As the festival concluded on day two, we tried to find the energy for the next party but our exhaustion managed to get the better of us. With things going the way they were going, we were positive that day three would be just as high-octane as the previous two and some well-deserved rest was in order.
Day three kicked off with a very pleasant surprise. We show up around 4 p.m. to a notification on the nifty FYF festival app that Avalon Emerson was playing a surprise b2b with respected LA locals Jen Ferrer and Cooper Saver. Having missed her performance the day before, we were overjoyed by this news and quickly rushed over. The set was seamless and relaxed with no clear agenda in sight. The tunes were familiar and fun, playing out songs like Underworld’s “Born Slippy” (a track we heard multiple times over the three days at the festival), and it was clear everyone was pleased with how things played out.
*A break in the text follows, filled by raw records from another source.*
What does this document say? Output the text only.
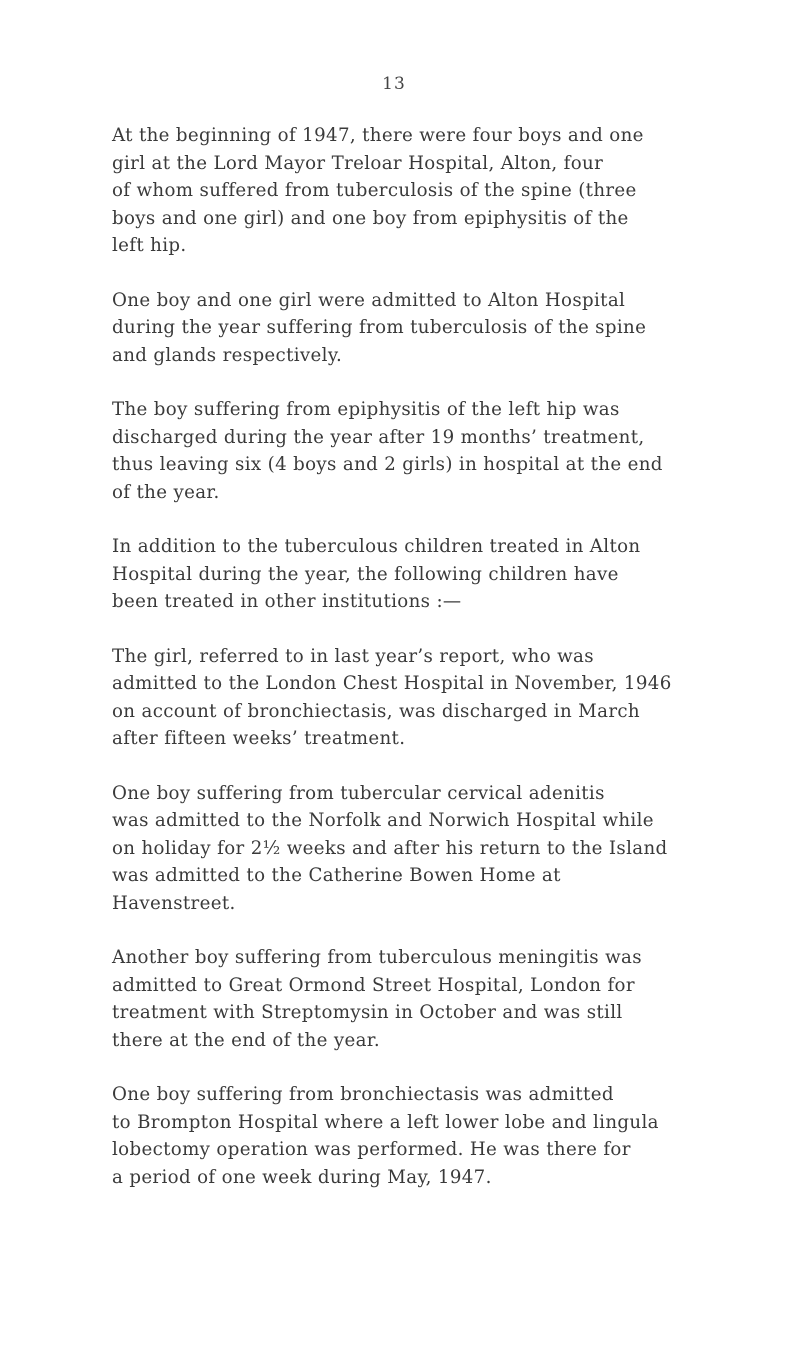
13

At the beginning of 1947, there were four boys and one
girl at the Lord Mayor Treloar Hospital, Alton, four
of whom suffered from tuberculosis of the spine (three
boys and one girl) and one boy from epiphysitis of the
left hip.

One boy and one girl were admitted to Alton Hospital
during the year suffering from tuberculosis of the spine
and glands respectively.

The boy suffering from epiphysitis of the left hip was
discharged during the year after 19 months’ treatment,
thus leaving six (4 boys and 2 girls) in hospital at the end
of the year.

In addition to the tuberculous children treated in Alton
Hospital during the year, the following children have
been treated in other institutions :—

The girl, referred to in last year’s report, who was
admitted to the London Chest Hospital in November, 1946
on account of bronchiectasis, was discharged in March
after fifteen weeks’ treatment.

One boy suffering from tubercular cervical adenitis
was admitted to the Norfolk and Norwich Hospital while
on holiday for 2½ weeks and after his return to the Island
was admitted to the Catherine Bowen Home at
Havenstreet.

Another boy suffering from tuberculous meningitis was
admitted to Great Ormond Street Hospital, London for
treatment with Streptomysin in October and was still
there at the end of the year.

One boy suffering from bronchiectasis was admitted
to Brompton Hospital where a left lower lobe and lingula
lobectomy operation was performed. He was there for
a period of one week during May, 1947.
Next stop was Little Dragon. The Swedish Group’s electronic tunes are effortlessly enjoyable and bound to draw in large crowds. Draped in red, lead singer Yukimi Nagano’s silky voice left a sizable impression during "Ritual Union," but we, unfortunately, could not stick around for too long due to the approachment of Omar S’ set over at The Woods.
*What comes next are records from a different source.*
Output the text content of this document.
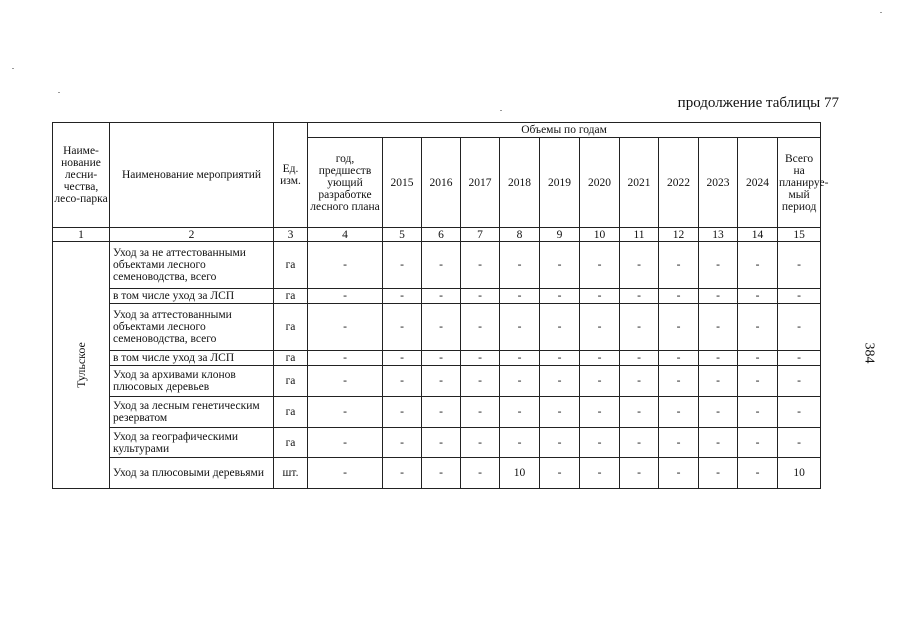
продолжение таблицы 77
384
Наиме-нование лесни-чества, лесо-парка	Наименование мероприятий	Ед. изм.	Объемы по годам											
			год, предшеств ующий разработке лесного плана	2015	2016	2017	2018	2019	2020	2021	2022	2023	2024	Всего на планируе-мый период
1	2	3	4	5	6	7	8	9	10	11	12	13	14	15

Тульское	Уход за не аттестованными объектами лесного семеноводства, всего	га	-	-	-	-	-	-	-	-	-	-	-	-
	в том числе уход за ЛСП	га	-	-	-	-	-	-	-	-	-	-	-	-
	Уход за аттестованными объектами лесного семеноводства, всего	га	-	-	-	-	-	-	-	-	-	-	-	-
	в том числе уход за ЛСП	га	-	-	-	-	-	-	-	-	-	-	-	-
	Уход за архивами клонов плюсовых деревьев	га	-	-	-	-	-	-	-	-	-	-	-	-
	Уход за лесным генетическим резерватом	га	-	-	-	-	-	-	-	-	-	-	-	-
	Уход за географическими культурами	га	-	-	-	-	-	-	-	-	-	-	-	-
	Уход за плюсовыми деревьями	шт.	-	-	-	-	10	-	-	-	-	-	-	10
Wearing a pink polo and his signature bucket hat, the Detroit stalwart dove in head first with a soulful and retro selection of tracks. Serving up a feast of 90’s New York house, the crowd happily embraced the blitz of frantic piano riffs and repetitive grooves. The tasteful assortment was only further amplified when playing out his own tracks, such as “S.E.X (feat. LaRenee)” and “Hit it Bubba (I Want My Dadda’s Rekids).”
In addition to the surprise set from Avalon Emerson, The Black Madonna and Tiga decided to shock us all with yet another surprise b2b before Tiga took the stage at The Woods for his regular slot. Similar to Emerson, Ferrer, and Saver, the setting was spacious, relaxed, and familiar, getting massive crowd reactions from tracks like “Poison Lips” by Vitalic.
When it was time for Tiga to take the stage for his regular slot, his vibe changed drastically. The track selection turned heavy and nefarious as the crowd exchanged wide-eyed glances with one-another, feeling each transition from their gut to their toes. His performance was an overall stunning exercise in mixing and deserves some major kudos.
The last show of the night came from Talabomen. At the start of their set, Axel Boman and John Talabot took their time, crafting a mysterious and waning tribal outpour of tunes. As the last hour of FYF fizzled out and people migrated from all corners of the park to catch them play out the last few minutes of the festival, the set grew larger and dancier with odes to Michael Jackson and more Underworld remixes. Knee deep in the dance floor with everyone around us giving it their all, the show ended in what seemed like an abrupt manner and it was time to go home.
FYF 2017 was hands down one of the friendliest and least taxing festivals I’ve ever attended. This on top of the wicked selection of music that presented itself to us during our three-day adventure makes it an undeniable 9/10 experience. This may very well be one of the best lineups to ever come to Los Angeles and we can’t wait to see what next year has in store.